Soweit der Beklagte seine straf- und disziplinarrechtliche Unbescholtenheit sowie die bis zu dem Vorfall beanstandungsfreie Dienstleistung ins Feld führt, verstehen sich diese in dienstrechtlicher Hinsicht zunächst von selbst. Im Übrigen sind die geltend gemachten Milderungsgründe für sich genommen nicht geeignet, der hier objektiv gebotenen Dienstentfernung ein erhebliches Gewicht entgegenzusetzen. Würde man eine langjährige tadelfreie Dienstverrichtung als erheblichen Milderungsgrund durchgreifen lassen, hätte das die nicht nachvollziehbare Folge, den Beamten auch bei sehr schwer wiegenden Dienstvergehen vor disziplinarrechtlichen Folgen zu verschonen, wenn - wie hier - der erforderlichen Verhängung einer milderen Disziplinarmaßnahme das beschränkte Disziplinarmaßnahmeverbot des § 14 Abs. 1 Nr. 2 BDG entgegensteht. Im Ergebnis müssten alle zuvor strafrechtlich verfolgten Dienstpflichtverletzungen, selbst schwerste Zugriffs- und Eigentumsdelikte, bei erstmaliger Begehung disziplinarrechtlich folgenlos bleiben. Die Untragbarkeit eines solchen Ergebnisses liegt auf der Hand. Unter Berücksichtigung einer der anerkannten Ziele des Disziplinarrechts, nämlich der Selbstreinigung der Beamtenschaft und Generalprävention, ist vielmehr bei einem solchen Delikt jedem Beamten die grundsätzlich fehlende Tragbarkeit im Amt bei Verfehlungen der vorliegenden Art deutlich zu machen.

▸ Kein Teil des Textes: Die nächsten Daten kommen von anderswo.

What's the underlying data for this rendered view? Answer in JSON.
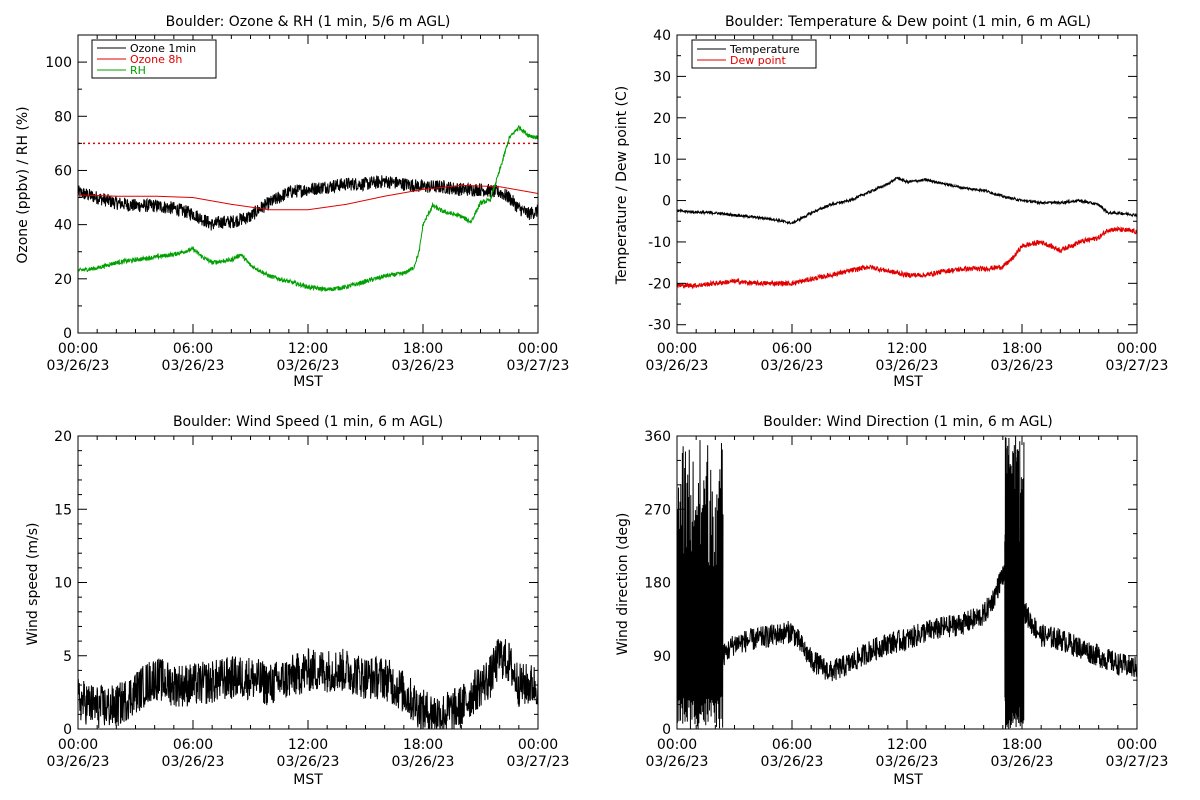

Dabei verkennt der Senat nicht die sich aus einer solchen Entscheidung ergebenden sozialen, insbesondere familiären Probleme. Diese sind aber lediglich die gesetzlich in Kauf genommene Folge der zuvor vom Beklagten im vollen Bewusstsein seiner familiären und sozialen Verantwortlichkeit begangenen Dienstpflichtverletzungen. Sein Versagen in den 32 Fällen der Unterschlagung unter Verletzung des Postgeheimnisses rückt dadurch nicht in ein milderes Licht.

Die Entfernung des Beklagten aus dem Dienst ist schließlich auch nicht unverhältnismäßig. Insoweit sind auf der einen Seite die Zerstörung des Vertrauensverhältnisses, zu der das Fehlverhalten geführt hat und - andererseits - die verhängte Disziplinarmaßnahme in Beziehung zu setzen. Unter diesem Blickwinkel begegnet die gegen den Beklagten verhängte Maßnahme keinen Bedenken. Ist ein Beamter, wie hier, durch ihm vorwerfbares Verhalten achtungsunwürdig geworden und fehlt damit eine entscheidende Grundlage für die Fortsetzung des Beamtenverhältnisses, dann ist seine Entfernung aus dem Dienst die einzige Möglichkeit, das durch den Dienstherrn sonst nicht lösbare Beamtenverhältnis einseitig zu beenden. Die darin liegende Härte ist für den Betroffenen - auch unter familiären und wirtschaftlichen Gesichtspunkten - nicht unverhältnismäßig, weil sie auf zure-chenbarem Verhalten beruht und zudem, wie vorstehend dargelegt, der Aufrechterhaltung der Integrität und Funktionsfähigkeit des Berufsbeamtentums im Interesse der Allgemeinheit dient.

Die Kostenentscheidung folgt aus § 77 Abs. 4 BDG i.V.m. § 154 Abs. 2 VwGO.

Der Ausspruch zur vorläufigen Vollstreckbarkeit des Urteils beruht auf § 3 BDG i.V.m. § 167 VwGO.

Gründe für eine Zulassung der Revision gemäß § 69 BDG in Verbindung mit § 132 Abs. 2 VwGO liegen nicht vor.